Authors: Sukesh G, Sanjay S

Abstract: Early detection of crop diseases is a critical requirement for ensuring agricultural productivity, food security, and economic stability for farmers. Crop diseases caused by fungi, bacteria, viruses, and pests often spread rapidly and remain unnoticed during their initial stages, leading to severe yield loss and financial damage. Traditional crop disease detection methods rely on manual inspection by farmers or agricultural experts, which is time-consuming, subjective, and often inaccurate due to human limitations and environmental variations. Moreover, expert support is not always accessible to farmers in rural and remote areas. With the rapid advancement of machine learning and image processing technologies, automated crop disease detection systems have gained significant attention in recent years. Leaf images contain rich visual information such as color variation, texture patterns, and shape irregularities that can be effectively analyzed using computer vision techniques. This paper presents an automated crop disease detection framework using machine learning and image processing techniques to identify plant diseases at an early stage.
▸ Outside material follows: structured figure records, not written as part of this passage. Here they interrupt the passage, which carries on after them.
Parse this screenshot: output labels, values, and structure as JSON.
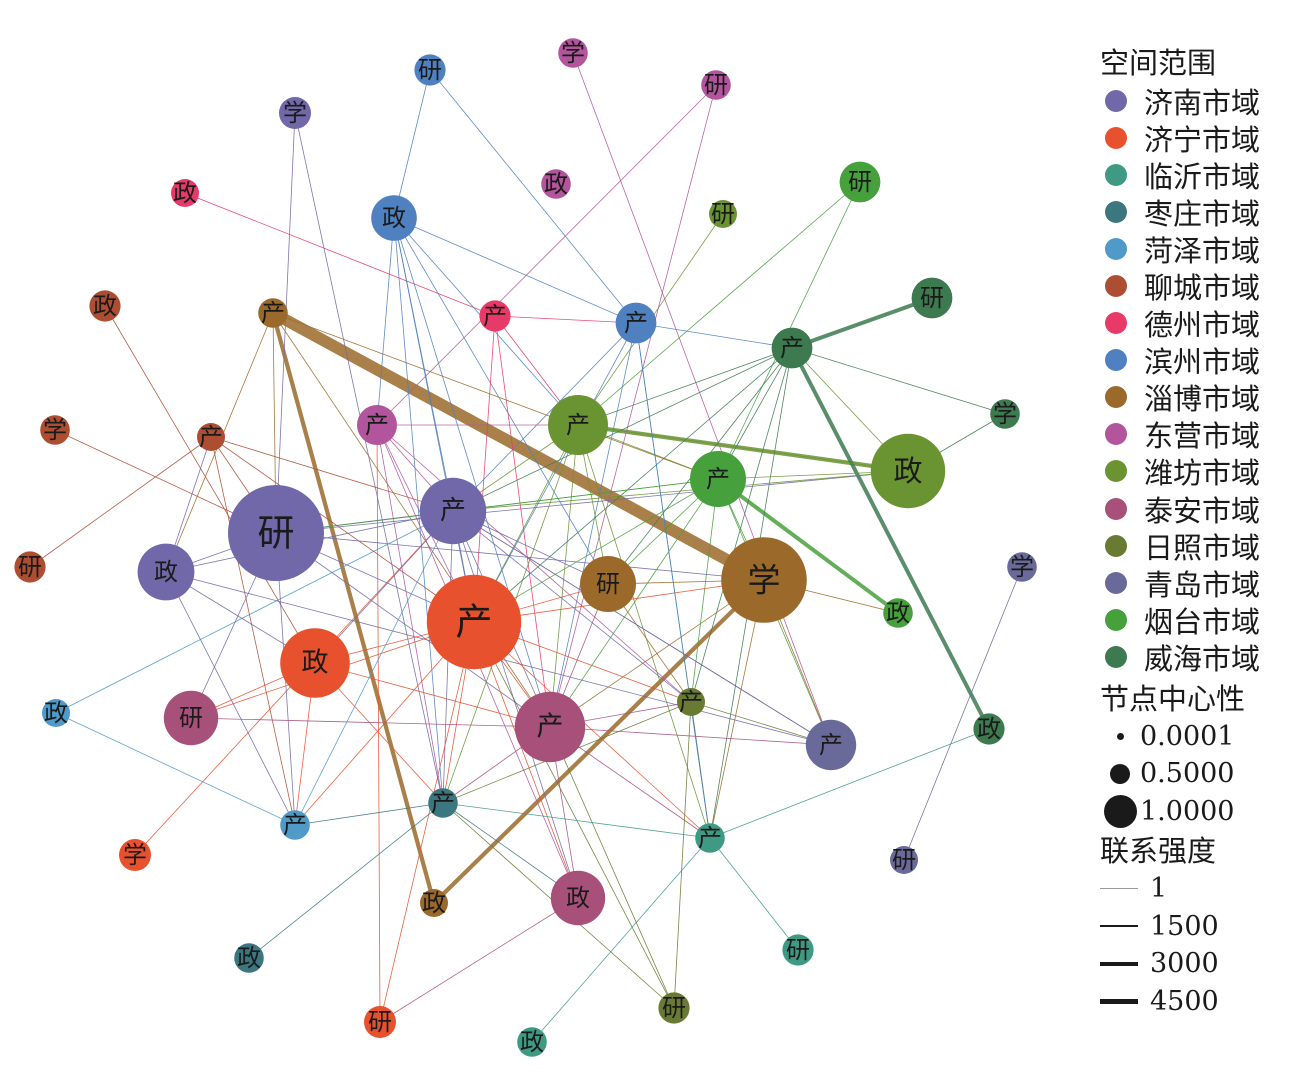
{
  "legend": {
    "region_title": "空间范围",
    "centrality_title": "节点中心性",
    "strength_title": "联系强度",
    "regions": [
      {
        "name": "济南市域",
        "color": "#7068a8"
      },
      {
        "name": "济宁市域",
        "color": "#e8512d"
      },
      {
        "name": "临沂市域",
        "color": "#3f9a84"
      },
      {
        "name": "枣庄市域",
        "color": "#3c7780"
      },
      {
        "name": "菏泽市域",
        "color": "#4f9ac8"
      },
      {
        "name": "聊城市域",
        "color": "#ad4e33"
      },
      {
        "name": "德州市域",
        "color": "#e83a68"
      },
      {
        "name": "滨州市域",
        "color": "#4f80c0"
      },
      {
        "name": "淄博市域",
        "color": "#9b6a2a"
      },
      {
        "name": "东营市域",
        "color": "#b2559d"
      },
      {
        "name": "潍坊市域",
        "color": "#6a9332"
      },
      {
        "name": "泰安市域",
        "color": "#a6507a"
      },
      {
        "name": "日照市域",
        "color": "#697a32"
      },
      {
        "name": "青岛市域",
        "color": "#6a6a9a"
      },
      {
        "name": "烟台市域",
        "color": "#46a03c"
      },
      {
        "name": "威海市域",
        "color": "#3d7a50"
      }
    ],
    "centrality": [
      {
        "label": "0.0001",
        "value": 0.0001
      },
      {
        "label": "0.5000",
        "value": 0.5
      },
      {
        "label": "1.0000",
        "value": 1.0
      }
    ],
    "strength": [
      {
        "label": "1",
        "value": 1
      },
      {
        "label": "1500",
        "value": 1500
      },
      {
        "label": "3000",
        "value": 3000
      },
      {
        "label": "4500",
        "value": 4500
      }
    ]
  },
  "nodes": [
    {
      "id": "jn-yan",
      "label": "研",
      "region": "济南市域",
      "centrality": 0.95
    },
    {
      "id": "jn-chan",
      "label": "产",
      "region": "济南市域",
      "centrality": 0.58
    },
    {
      "id": "jn-zheng",
      "label": "政",
      "region": "济南市域",
      "centrality": 0.46
    },
    {
      "id": "jn-xue",
      "label": "学",
      "region": "济南市域",
      "centrality": 0.15
    },
    {
      "id": "jin-chan",
      "label": "产",
      "region": "济宁市域",
      "centrality": 0.93
    },
    {
      "id": "jin-zheng",
      "label": "政",
      "region": "济宁市域",
      "centrality": 0.62
    },
    {
      "id": "jin-xue",
      "label": "学",
      "region": "济宁市域",
      "centrality": 0.15
    },
    {
      "id": "jin-yan",
      "label": "研",
      "region": "济宁市域",
      "centrality": 0.15
    },
    {
      "id": "ly-chan",
      "label": "产",
      "region": "临沂市域",
      "centrality": 0.12
    },
    {
      "id": "ly-yan",
      "label": "研",
      "region": "临沂市域",
      "centrality": 0.14
    },
    {
      "id": "ly-zheng",
      "label": "政",
      "region": "临沂市域",
      "centrality": 0.12
    },
    {
      "id": "zz-chan",
      "label": "产",
      "region": "枣庄市域",
      "centrality": 0.12
    },
    {
      "id": "zz-zheng",
      "label": "政",
      "region": "枣庄市域",
      "centrality": 0.12
    },
    {
      "id": "hz-zheng",
      "label": "政",
      "region": "菏泽市域",
      "centrality": 0.1
    },
    {
      "id": "hz-chan",
      "label": "产",
      "region": "菏泽市域",
      "centrality": 0.12
    },
    {
      "id": "lc-zheng",
      "label": "政",
      "region": "聊城市域",
      "centrality": 0.14
    },
    {
      "id": "lc-xue",
      "label": "学",
      "region": "聊城市域",
      "centrality": 0.12
    },
    {
      "id": "lc-chan",
      "label": "产",
      "region": "聊城市域",
      "centrality": 0.1
    },
    {
      "id": "lc-yan",
      "label": "研",
      "region": "聊城市域",
      "centrality": 0.14
    },
    {
      "id": "dz-zheng",
      "label": "政",
      "region": "德州市域",
      "centrality": 0.1
    },
    {
      "id": "dz-chan",
      "label": "产",
      "region": "德州市域",
      "centrality": 0.14
    },
    {
      "id": "bz-yan",
      "label": "研",
      "region": "滨州市域",
      "centrality": 0.14
    },
    {
      "id": "bz-zheng",
      "label": "政",
      "region": "滨州市域",
      "centrality": 0.32
    },
    {
      "id": "bz-chan",
      "label": "产",
      "region": "滨州市域",
      "centrality": 0.26
    },
    {
      "id": "zb-chan",
      "label": "产",
      "region": "淄博市域",
      "centrality": 0.12
    },
    {
      "id": "zb-yan",
      "label": "研",
      "region": "淄博市域",
      "centrality": 0.45
    },
    {
      "id": "zb-xue",
      "label": "学",
      "region": "淄博市域",
      "centrality": 0.82
    },
    {
      "id": "zb-zheng",
      "label": "政",
      "region": "淄博市域",
      "centrality": 0.1
    },
    {
      "id": "dy-xue",
      "label": "学",
      "region": "东营市域",
      "centrality": 0.12
    },
    {
      "id": "dy-yan",
      "label": "研",
      "region": "东营市域",
      "centrality": 0.12
    },
    {
      "id": "dy-zheng",
      "label": "政",
      "region": "东营市域",
      "centrality": 0.12
    },
    {
      "id": "dy-chan",
      "label": "产",
      "region": "东营市域",
      "centrality": 0.25
    },
    {
      "id": "wf-yan",
      "label": "研",
      "region": "潍坊市域",
      "centrality": 0.1
    },
    {
      "id": "wf-chan",
      "label": "产",
      "region": "潍坊市域",
      "centrality": 0.5
    },
    {
      "id": "wf-zheng",
      "label": "政",
      "region": "潍坊市域",
      "centrality": 0.68
    },
    {
      "id": "ta-yan",
      "label": "研",
      "region": "泰安市域",
      "centrality": 0.43
    },
    {
      "id": "ta-chan",
      "label": "产",
      "region": "泰安市域",
      "centrality": 0.63
    },
    {
      "id": "ta-zheng",
      "label": "政",
      "region": "泰安市域",
      "centrality": 0.43
    },
    {
      "id": "rz-chan",
      "label": "产",
      "region": "日照市域",
      "centrality": 0.1
    },
    {
      "id": "rz-yan",
      "label": "研",
      "region": "日照市域",
      "centrality": 0.14
    },
    {
      "id": "qd-xue",
      "label": "学",
      "region": "青岛市域",
      "centrality": 0.12
    },
    {
      "id": "qd-chan",
      "label": "产",
      "region": "青岛市域",
      "centrality": 0.38
    },
    {
      "id": "qd-yan",
      "label": "研",
      "region": "青岛市域",
      "centrality": 0.1
    },
    {
      "id": "yt-yan",
      "label": "研",
      "region": "烟台市域",
      "centrality": 0.26
    },
    {
      "id": "yt-chan",
      "label": "产",
      "region": "烟台市域",
      "centrality": 0.45
    },
    {
      "id": "yt-zheng",
      "label": "政",
      "region": "烟台市域",
      "centrality": 0.12
    },
    {
      "id": "wh-yan",
      "label": "研",
      "region": "威海市域",
      "centrality": 0.26
    },
    {
      "id": "wh-chan",
      "label": "产",
      "region": "威海市域",
      "centrality": 0.26
    },
    {
      "id": "wh-xue",
      "label": "学",
      "region": "威海市域",
      "centrality": 0.12
    },
    {
      "id": "wh-zheng",
      "label": "政",
      "region": "威海市域",
      "centrality": 0.14
    }
  ],
  "edges": [
    {
      "from": "zb-chan",
      "to": "zb-xue",
      "strength": 4500
    },
    {
      "from": "zb-chan",
      "to": "zb-zheng",
      "strength": 1400
    },
    {
      "from": "zb-xue",
      "to": "zb-zheng",
      "strength": 1400
    },
    {
      "from": "wf-chan",
      "to": "wf-zheng",
      "strength": 1400
    },
    {
      "from": "wh-chan",
      "to": "wh-yan",
      "strength": 1300
    },
    {
      "from": "wh-chan",
      "to": "wh-zheng",
      "strength": 1300
    },
    {
      "from": "yt-chan",
      "to": "yt-zheng",
      "strength": 1300
    },
    {
      "from": "dz-zheng",
      "to": "dz-chan",
      "strength": 1
    },
    {
      "from": "dy-xue",
      "to": "qd-chan",
      "strength": 1
    },
    {
      "from": "dy-yan",
      "to": "dy-chan",
      "strength": 1
    },
    {
      "from": "dy-yan",
      "to": "ta-chan",
      "strength": 1
    },
    {
      "from": "bz-yan",
      "to": "bz-zheng",
      "strength": 1
    },
    {
      "from": "bz-yan",
      "to": "bz-chan",
      "strength": 1
    },
    {
      "from": "jn-xue",
      "to": "zz-chan",
      "strength": 1
    },
    {
      "from": "lc-zheng",
      "to": "jin-zheng",
      "strength": 1
    },
    {
      "from": "lc-xue",
      "to": "jn-yan",
      "strength": 1
    },
    {
      "from": "lc-yan",
      "to": "lc-chan",
      "strength": 1
    },
    {
      "from": "jin-xue",
      "to": "jn-chan",
      "strength": 1
    },
    {
      "from": "jin-yan",
      "to": "dy-chan",
      "strength": 1
    },
    {
      "from": "hz-zheng",
      "to": "hz-chan",
      "strength": 1
    },
    {
      "from": "hz-zheng",
      "to": "jn-chan",
      "strength": 1
    },
    {
      "from": "zz-zheng",
      "to": "zz-chan",
      "strength": 1
    },
    {
      "from": "ly-zheng",
      "to": "ly-chan",
      "strength": 1
    },
    {
      "from": "ly-yan",
      "to": "ly-chan",
      "strength": 1
    },
    {
      "from": "qd-yan",
      "to": "qd-xue",
      "strength": 1
    },
    {
      "from": "wh-xue",
      "to": "wh-chan",
      "strength": 1
    },
    {
      "from": "wh-xue",
      "to": "wf-zheng",
      "strength": 1
    },
    {
      "from": "wf-yan",
      "to": "wf-chan",
      "strength": 1
    },
    {
      "from": "yt-yan",
      "to": "wf-chan",
      "strength": 1
    },
    {
      "from": "yt-yan",
      "to": "yt-chan",
      "strength": 1
    },
    {
      "from": "bz-zheng",
      "to": "bz-chan",
      "strength": 1
    },
    {
      "from": "bz-zheng",
      "to": "jn-chan",
      "strength": 1
    },
    {
      "from": "bz-zheng",
      "to": "jin-chan",
      "strength": 1
    },
    {
      "from": "bz-zheng",
      "to": "zb-yan",
      "strength": 1
    },
    {
      "from": "bz-zheng",
      "to": "wf-chan",
      "strength": 1
    },
    {
      "from": "bz-zheng",
      "to": "ta-chan",
      "strength": 1
    },
    {
      "from": "bz-zheng",
      "to": "dy-chan",
      "strength": 1
    },
    {
      "from": "bz-chan",
      "to": "jn-chan",
      "strength": 1
    },
    {
      "from": "bz-chan",
      "to": "ta-chan",
      "strength": 1
    },
    {
      "from": "bz-chan",
      "to": "wh-chan",
      "strength": 1
    },
    {
      "from": "dz-chan",
      "to": "bz-chan",
      "strength": 1
    },
    {
      "from": "dz-chan",
      "to": "jin-chan",
      "strength": 1
    },
    {
      "from": "dz-chan",
      "to": "ta-chan",
      "strength": 1
    },
    {
      "from": "dz-chan",
      "to": "wf-chan",
      "strength": 1
    },
    {
      "from": "zb-chan",
      "to": "jn-yan",
      "strength": 1
    },
    {
      "from": "zb-chan",
      "to": "yt-chan",
      "strength": 1
    },
    {
      "from": "zb-chan",
      "to": "ta-chan",
      "strength": 1
    },
    {
      "from": "zb-chan",
      "to": "jn-zheng",
      "strength": 1
    },
    {
      "from": "lc-chan",
      "to": "jn-yan",
      "strength": 1
    },
    {
      "from": "lc-chan",
      "to": "jin-chan",
      "strength": 1
    },
    {
      "from": "lc-chan",
      "to": "jn-chan",
      "strength": 1
    },
    {
      "from": "lc-chan",
      "to": "hz-chan",
      "strength": 1
    },
    {
      "from": "dy-chan",
      "to": "jn-chan",
      "strength": 1
    },
    {
      "from": "dy-chan",
      "to": "jin-chan",
      "strength": 1
    },
    {
      "from": "dy-chan",
      "to": "ta-zheng",
      "strength": 1
    },
    {
      "from": "dy-chan",
      "to": "wf-chan",
      "strength": 1
    },
    {
      "from": "dy-chan",
      "to": "rz-chan",
      "strength": 1
    },
    {
      "from": "wf-chan",
      "to": "jn-chan",
      "strength": 1
    },
    {
      "from": "wf-chan",
      "to": "jin-chan",
      "strength": 1
    },
    {
      "from": "wf-chan",
      "to": "ta-chan",
      "strength": 1
    },
    {
      "from": "wf-chan",
      "to": "zb-yan",
      "strength": 1
    },
    {
      "from": "wf-chan",
      "to": "yt-chan",
      "strength": 1
    },
    {
      "from": "wf-chan",
      "to": "zz-chan",
      "strength": 1
    },
    {
      "from": "wf-chan",
      "to": "ly-chan",
      "strength": 1
    },
    {
      "from": "wh-chan",
      "to": "jn-chan",
      "strength": 1
    },
    {
      "from": "wh-chan",
      "to": "wf-chan",
      "strength": 1
    },
    {
      "from": "wh-chan",
      "to": "yt-chan",
      "strength": 1
    },
    {
      "from": "wh-chan",
      "to": "jin-chan",
      "strength": 1
    },
    {
      "from": "wh-chan",
      "to": "rz-chan",
      "strength": 1
    },
    {
      "from": "wh-chan",
      "to": "ly-chan",
      "strength": 1
    },
    {
      "from": "yt-chan",
      "to": "jn-chan",
      "strength": 1
    },
    {
      "from": "yt-chan",
      "to": "jin-chan",
      "strength": 1
    },
    {
      "from": "yt-chan",
      "to": "ta-chan",
      "strength": 1
    },
    {
      "from": "yt-chan",
      "to": "rz-chan",
      "strength": 1
    },
    {
      "from": "yt-chan",
      "to": "qd-chan",
      "strength": 1
    },
    {
      "from": "yt-chan",
      "to": "zb-xue",
      "strength": 1
    },
    {
      "from": "jn-chan",
      "to": "jn-yan",
      "strength": 1
    },
    {
      "from": "jn-chan",
      "to": "jin-chan",
      "strength": 1
    },
    {
      "from": "jn-chan",
      "to": "jin-zheng",
      "strength": 1
    },
    {
      "from": "jn-chan",
      "to": "ta-chan",
      "strength": 1
    },
    {
      "from": "jn-chan",
      "to": "ta-zheng",
      "strength": 1
    },
    {
      "from": "jn-chan",
      "to": "zb-yan",
      "strength": 1
    },
    {
      "from": "jn-chan",
      "to": "qd-chan",
      "strength": 1
    },
    {
      "from": "jn-chan",
      "to": "zz-chan",
      "strength": 1
    },
    {
      "from": "jn-chan",
      "to": "rz-chan",
      "strength": 1
    },
    {
      "from": "jn-yan",
      "to": "jn-zheng",
      "strength": 1
    },
    {
      "from": "jn-yan",
      "to": "jin-chan",
      "strength": 1
    },
    {
      "from": "jn-yan",
      "to": "ta-chan",
      "strength": 1
    },
    {
      "from": "jn-yan",
      "to": "zb-xue",
      "strength": 1
    },
    {
      "from": "jn-yan",
      "to": "wf-zheng",
      "strength": 1
    },
    {
      "from": "jn-yan",
      "to": "ta-yan",
      "strength": 1
    },
    {
      "from": "jn-yan",
      "to": "hz-chan",
      "strength": 1
    },
    {
      "from": "jn-zheng",
      "to": "jin-zheng",
      "strength": 1
    },
    {
      "from": "jn-zheng",
      "to": "qd-chan",
      "strength": 1
    },
    {
      "from": "jn-zheng",
      "to": "lc-chan",
      "strength": 1
    },
    {
      "from": "jin-chan",
      "to": "jin-zheng",
      "strength": 1
    },
    {
      "from": "jin-chan",
      "to": "ta-chan",
      "strength": 1
    },
    {
      "from": "jin-chan",
      "to": "zb-yan",
      "strength": 1
    },
    {
      "from": "jin-chan",
      "to": "ta-zheng",
      "strength": 1
    },
    {
      "from": "jin-chan",
      "to": "zz-chan",
      "strength": 1
    },
    {
      "from": "jin-chan",
      "to": "ly-chan",
      "strength": 1
    },
    {
      "from": "jin-chan",
      "to": "rz-chan",
      "strength": 1
    },
    {
      "from": "jin-chan",
      "to": "ta-yan",
      "strength": 1
    },
    {
      "from": "jin-chan",
      "to": "hz-chan",
      "strength": 1
    },
    {
      "from": "jin-chan",
      "to": "zb-xue",
      "strength": 1
    },
    {
      "from": "jin-chan",
      "to": "jin-yan",
      "strength": 1
    },
    {
      "from": "jin-zheng",
      "to": "ta-yan",
      "strength": 1
    },
    {
      "from": "jin-zheng",
      "to": "hz-chan",
      "strength": 1
    },
    {
      "from": "jin-zheng",
      "to": "zz-chan",
      "strength": 1
    },
    {
      "from": "jin-zheng",
      "to": "ta-chan",
      "strength": 1
    },
    {
      "from": "ta-chan",
      "to": "ta-zheng",
      "strength": 1
    },
    {
      "from": "ta-chan",
      "to": "ta-yan",
      "strength": 1
    },
    {
      "from": "ta-chan",
      "to": "zz-chan",
      "strength": 1
    },
    {
      "from": "ta-chan",
      "to": "ly-chan",
      "strength": 1
    },
    {
      "from": "ta-chan",
      "to": "rz-chan",
      "strength": 1
    },
    {
      "from": "ta-chan",
      "to": "qd-chan",
      "strength": 1
    },
    {
      "from": "ta-chan",
      "to": "zb-yan",
      "strength": 1
    },
    {
      "from": "zb-yan",
      "to": "zb-xue",
      "strength": 1
    },
    {
      "from": "zb-yan",
      "to": "rz-chan",
      "strength": 1
    },
    {
      "from": "zb-xue",
      "to": "yt-zheng",
      "strength": 1
    },
    {
      "from": "zb-xue",
      "to": "qd-chan",
      "strength": 1
    },
    {
      "from": "zb-xue",
      "to": "ly-chan",
      "strength": 1
    },
    {
      "from": "zb-xue",
      "to": "ta-chan",
      "strength": 1
    },
    {
      "from": "wf-zheng",
      "to": "yt-chan",
      "strength": 1
    },
    {
      "from": "wf-zheng",
      "to": "jn-chan",
      "strength": 1
    },
    {
      "from": "wf-zheng",
      "to": "wf-chan",
      "strength": 1
    },
    {
      "from": "wf-zheng",
      "to": "wh-chan",
      "strength": 1
    },
    {
      "from": "rz-chan",
      "to": "ly-chan",
      "strength": 1
    },
    {
      "from": "rz-chan",
      "to": "rz-yan",
      "strength": 1
    },
    {
      "from": "rz-chan",
      "to": "qd-chan",
      "strength": 1
    },
    {
      "from": "rz-chan",
      "to": "zz-chan",
      "strength": 1
    },
    {
      "from": "rz-yan",
      "to": "jin-chan",
      "strength": 1
    },
    {
      "from": "rz-yan",
      "to": "zz-chan",
      "strength": 1
    },
    {
      "from": "rz-yan",
      "to": "ta-chan",
      "strength": 1
    },
    {
      "from": "ly-chan",
      "to": "zz-chan",
      "strength": 1
    },
    {
      "from": "ly-chan",
      "to": "wh-zheng",
      "strength": 1
    },
    {
      "from": "ly-chan",
      "to": "bz-chan",
      "strength": 1
    },
    {
      "from": "zz-chan",
      "to": "hz-chan",
      "strength": 1
    },
    {
      "from": "zz-chan",
      "to": "ta-zheng",
      "strength": 1
    },
    {
      "from": "ta-zheng",
      "to": "jin-yan",
      "strength": 1
    },
    {
      "from": "hz-chan",
      "to": "jn-chan",
      "strength": 1
    },
    {
      "from": "qd-chan",
      "to": "jn-chan",
      "strength": 1
    },
    {
      "from": "jn-xue",
      "to": "jn-yan",
      "strength": 1
    },
    {
      "from": "jn-zheng",
      "to": "jn-chan",
      "strength": 1
    },
    {
      "from": "jn-zheng",
      "to": "hz-chan",
      "strength": 1
    },
    {
      "from": "yt-chan",
      "to": "jn-yan",
      "strength": 1
    },
    {
      "from": "yt-chan",
      "to": "zb-yan",
      "strength": 1
    },
    {
      "from": "dy-chan",
      "to": "zz-chan",
      "strength": 1
    },
    {
      "from": "bz-zheng",
      "to": "zz-chan",
      "strength": 1
    },
    {
      "from": "bz-chan",
      "to": "jin-chan",
      "strength": 1
    },
    {
      "from": "bz-chan",
      "to": "ly-chan",
      "strength": 1
    },
    {
      "from": "wh-chan",
      "to": "zb-yan",
      "strength": 1
    }
  ]
}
The proposed system involves image preprocessing, feature extraction, and classification using both traditional machine learning algorithms and deep learning models. The system aims to reduce crop loss, minimize excessive pesticide usage, and assist farmers in making timely and informed decisions. Experimental evaluation demonstrates that the proposed approach achieves improved accuracy and reliability, making it suitable for real-world agricultural applications.